赵荣强盯着陈皓的眼睛,他在观察陈皓内心深处压抑的野心。赵荣强善于观察,喜欢从细节看人。陈皓的手指甲修得整齐,他烟瘾大,烟不离手,但从不见指甲上有烟渍留下。他在打扮上不花心思,四季的衣服双手就数得过来,但他身上没异味,还能闻见淡淡的皂香。这些细节让赵荣强很喜欢。更可贵的是,陈皓规矩,知恩图报。赵荣强愿意施恩,前提是他觉得这个人值得。
“昨天有个来闹事的,打发回去了。”陈皓绕过了赵荣强的试探,用汇报的语气再次明确他与赵荣强的上下级关系,他让赵荣强始终把握着控制权。
赵荣强笑了,说邻里邻居的,以和为贵,什么都好商量。这是套话,陈皓完全清楚赵荣强的意思。
“趁他俩不在,我可跟你说点心里话。这些年咱们几个混到现在这样不容易。万一哪天我没喘上这口气,没留句明白话就走了,我是真不放心啊。阿德是光长块儿不长心,蛇子倒是聪明,可嘴里没句实话。我清楚,几个人里只有你靠得住。”
赵荣强无儿无女,人到晚年总要面对家业继承的问题。
之前他不明说,也没人敢提。管辖区谁多占了点,钱谁多拿一点,私底下陈皓、阿德、蛇子之间避免不了相互猜疑。这正是赵荣强有意为之,好维持三个人的平衡。

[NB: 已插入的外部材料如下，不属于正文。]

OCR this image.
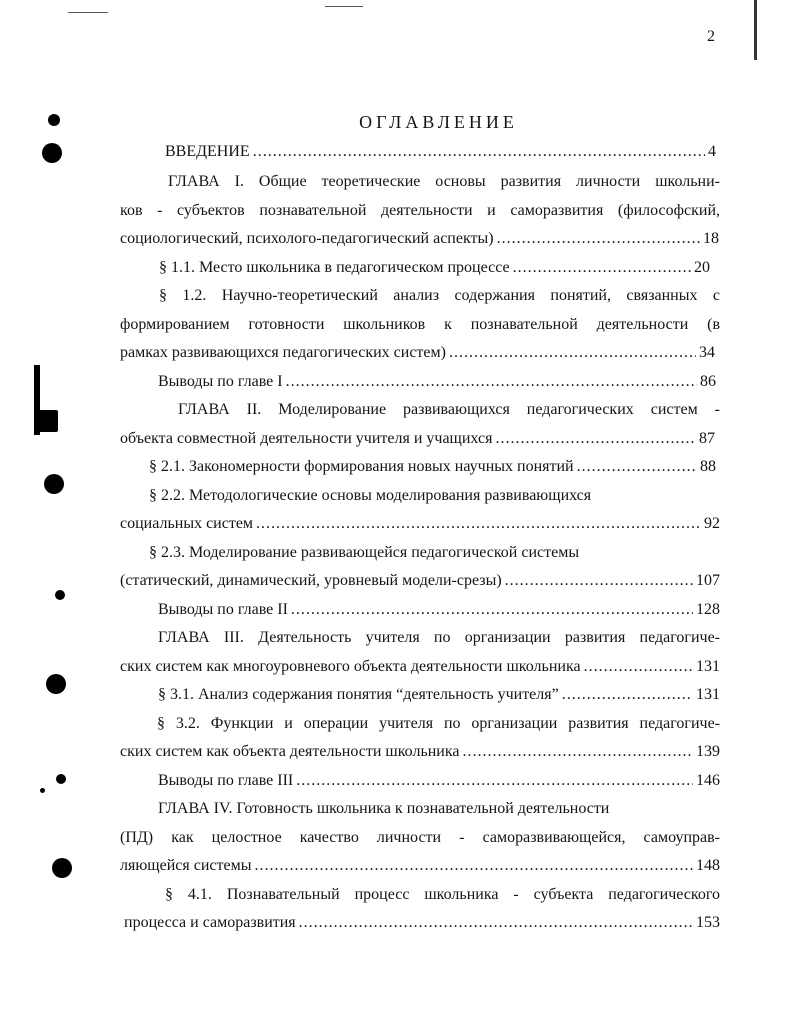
2
ОГЛАВЛЕНИЕ
ВВЕДЕНИЕ .....	4
ГЛАВА I. Общие теоретические основы развития личности школьни-
ков - субъектов познавательной деятельности и саморазвития (философский,
социологический, психолого-педагогический аспекты) .....	18
§ 1.1. Место школьника в педагогическом процессе .....	20
§ 1.2. Научно-теоретический анализ содержания понятий, связанных с
формированием готовности школьников к познавательной деятельности (в
рамках развивающихся педагогических систем) .....	34
Выводы по главе I .....	86
ГЛАВА II. Моделирование развивающихся педагогических систем -
объекта совместной деятельности учителя и учащихся .....	87
§ 2.1. Закономерности формирования новых научных понятий .....	88
§ 2.2. Методологические основы моделирования развивающихся
социальных систем .....	92
§ 2.3. Моделирование развивающейся педагогической системы
(статический, динамический, уровневый модели-срезы) .....	107
Выводы по главе II .....	128
ГЛАВА III. Деятельность учителя по организации развития педагогиче-
ских систем как многоуровневого объекта деятельности школьника .....	131
§ 3.1. Анализ содержания понятия “деятельность учителя” .....	131
§ 3.2. Функции и операции учителя по организации развития педагогиче-
ских систем как объекта деятельности школьника .....	139
Выводы по главе III .....	146
ГЛАВА IV. Готовность школьника к познавательной деятельности
(ПД) как целостное качество личности - саморазвивающейся, самоуправ-
ляющейся системы .....	148
§ 4.1. Познавательный процесс школьника - субъекта педагогического
процесса и саморазвития .....	153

大概是陈皓又救了自己,赵荣强现在正感动着,他趁着这种偏爱语重心长地对陈皓说:“走上咱们这条路就别想太多了。你看我也该知道,没有回头路可以走啊。人生不如意之事十有八九,那能怎么办呢,只能硬着头皮往下走。一路走下去,就能走出自己的天地。我的东西,是我的,也是你的。”

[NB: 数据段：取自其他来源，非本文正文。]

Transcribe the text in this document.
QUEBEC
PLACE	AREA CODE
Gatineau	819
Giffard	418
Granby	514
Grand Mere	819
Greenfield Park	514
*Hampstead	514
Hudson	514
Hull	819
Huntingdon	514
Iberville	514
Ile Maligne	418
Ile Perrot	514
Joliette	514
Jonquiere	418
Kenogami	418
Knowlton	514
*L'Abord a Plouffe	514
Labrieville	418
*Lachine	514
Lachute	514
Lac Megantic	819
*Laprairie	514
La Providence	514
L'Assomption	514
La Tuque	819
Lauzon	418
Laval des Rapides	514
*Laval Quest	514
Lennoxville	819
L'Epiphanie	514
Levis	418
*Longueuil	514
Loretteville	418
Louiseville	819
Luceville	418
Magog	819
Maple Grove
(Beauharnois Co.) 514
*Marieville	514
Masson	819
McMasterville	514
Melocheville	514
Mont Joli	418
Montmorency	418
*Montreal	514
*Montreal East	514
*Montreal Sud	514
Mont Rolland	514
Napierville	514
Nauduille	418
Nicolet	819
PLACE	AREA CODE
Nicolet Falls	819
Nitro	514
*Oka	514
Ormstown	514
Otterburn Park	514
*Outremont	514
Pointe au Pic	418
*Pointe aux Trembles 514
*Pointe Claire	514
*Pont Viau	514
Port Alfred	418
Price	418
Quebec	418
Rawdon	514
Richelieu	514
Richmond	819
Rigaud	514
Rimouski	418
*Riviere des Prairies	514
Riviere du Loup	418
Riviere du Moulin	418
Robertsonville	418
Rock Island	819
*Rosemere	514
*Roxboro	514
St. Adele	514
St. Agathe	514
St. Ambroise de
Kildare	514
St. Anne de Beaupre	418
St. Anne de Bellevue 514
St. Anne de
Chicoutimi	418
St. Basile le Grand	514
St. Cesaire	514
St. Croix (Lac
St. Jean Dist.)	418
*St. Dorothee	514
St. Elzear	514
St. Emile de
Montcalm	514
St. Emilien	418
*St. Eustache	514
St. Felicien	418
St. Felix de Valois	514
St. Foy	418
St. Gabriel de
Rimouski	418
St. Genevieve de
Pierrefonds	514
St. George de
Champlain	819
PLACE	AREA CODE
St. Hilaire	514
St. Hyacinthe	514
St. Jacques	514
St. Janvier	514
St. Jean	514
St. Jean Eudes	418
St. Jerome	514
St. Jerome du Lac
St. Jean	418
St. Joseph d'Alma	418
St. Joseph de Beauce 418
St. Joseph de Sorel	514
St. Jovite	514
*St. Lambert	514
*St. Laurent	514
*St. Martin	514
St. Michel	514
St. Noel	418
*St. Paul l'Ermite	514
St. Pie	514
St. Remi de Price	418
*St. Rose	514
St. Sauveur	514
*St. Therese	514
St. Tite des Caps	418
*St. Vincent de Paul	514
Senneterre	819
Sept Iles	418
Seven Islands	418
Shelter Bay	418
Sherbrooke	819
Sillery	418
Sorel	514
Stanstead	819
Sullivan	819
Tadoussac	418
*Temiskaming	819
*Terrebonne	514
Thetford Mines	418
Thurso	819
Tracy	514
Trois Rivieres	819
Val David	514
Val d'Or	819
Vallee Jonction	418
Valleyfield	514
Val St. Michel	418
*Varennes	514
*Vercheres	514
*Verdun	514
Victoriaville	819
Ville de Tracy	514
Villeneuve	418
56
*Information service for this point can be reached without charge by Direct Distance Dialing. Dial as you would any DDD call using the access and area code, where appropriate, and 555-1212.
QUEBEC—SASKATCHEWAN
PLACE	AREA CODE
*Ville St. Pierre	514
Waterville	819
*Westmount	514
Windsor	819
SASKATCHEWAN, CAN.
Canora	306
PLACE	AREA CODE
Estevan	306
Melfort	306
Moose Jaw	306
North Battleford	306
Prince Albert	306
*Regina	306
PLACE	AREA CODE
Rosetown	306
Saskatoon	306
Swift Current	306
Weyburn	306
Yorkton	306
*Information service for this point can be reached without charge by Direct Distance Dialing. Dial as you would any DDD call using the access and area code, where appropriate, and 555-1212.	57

赵荣强握住了陈皓的双手,陈皓的手指在赵荣强的手心里微不可察地挪了挪,但这抗拒还是被赵荣强捕捉到了。事实上,陈皓回来后总和人保持着距离,他本身性子独,这变化一般人看不出来,但赵荣强足够敏感。
陈皓抽走了双手,快步出了屋子。赵荣强顺势望向窗外,见一个胖子架着手臂,进了花花棋牌室的大门。让陈皓紧张的是这个不速之客,并非自己。赵荣强自嘲地笑了,他确实是操心的命,任何超出掌控的人、事,都容易让他多虑。
等了一会儿,赵荣强终究放心不下店里,决定自己去看看。他跛着脚下了楼,没走两步就被街坊的小姑娘从后面抱住了大腿。五岁大的孩子毫不认生,反而是她的外婆孙老太急火火地挥着手,让她赶紧回来,别打扰爷爷。
赵荣强摆了摆手,让老人安心。
“怎么了,宝贝?”
赵荣强蹲下,与女孩视线齐平。他看到自己裤脚夹着颗红色的珠子,就随手递给了她。小姑娘肉乎乎的小手握着珠子,嘴角挤出更大的笑容。她一张嘴,将珠子吞进嘴里。赵荣强一惊,迅速掐住她的双颊,从舌头根处抠出了珠子。
小姑娘吓得哭了起来,但赵荣强如释重负。
嘭。
棋牌室中一阵**,短促的碰撞声夹杂着惊呼声一起传出。牌客们从大门拥出,先一步跑出来的人又忍不住停下脚,半张着嘴往门里张望。
赵荣强将小姑娘交给她外婆,急忙进了棋牌室,只见里面一片混乱,几张麻将桌翻在地上,刚才的胖子坐在正中,挑衅似的舔了舔酒瓶口。